Bottom line: These three Senate races are intriguing, but the partisan gravity of these states makes it very unlikely any will change partisan hands.
Conclusion. Out of 36 Senate races, only 17 (18, counting New Mexico) are even remotely interesting, and only 10 of them are more than slightly likely to change partisan hands, based on each race’s “fundamentals” (partisan lean, Democratic wave, incumbency) and the current weighted-adjusted polling averages. As of September 4, 2018, Democrats seem likely to lose a Senate seat in North Dakota; retain four vulnerable seats (barely) in Florida, Indiana, Montana and West Virginia; and face genuine uncertainty in Missouri. They also seem likely to flip seats in Arizona and Nevada while falling short in Tennessee and Texas.
Overall—and with all necessary warnings about polling accuracy, unforeseen events and margins of error—Democrats appear poised either to net one Senate seat or to break even, depending on what happens in Missouri.
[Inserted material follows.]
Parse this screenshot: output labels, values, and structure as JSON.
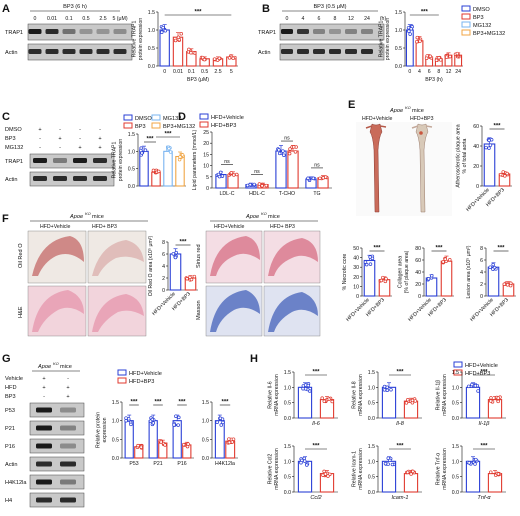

This is NOT a prediction, merely a “best guess” based on available evidence: a net Democratic loss of one or two seats (or a gain of two or three seats) is certainly possible and would still put Democrats in an excellent position to regain Senate control in 2020.
Until next time…
 In previous posts, Republican Senator Thad Cochran of Mississippi had not yet resigned from the Senate.
 A weighted average (2008=16.7%, 2012=33.3%,2016=50%) of the difference between two measures: the state-level and national margins between the Democratic and Republican percentages of the total state/national vote.
 If the mid-point fell between two days, I used the later day. For example, if a poll was conducted between May 24 and May 29, the mid-point would between May 26 and May 27, meaning I would May 27.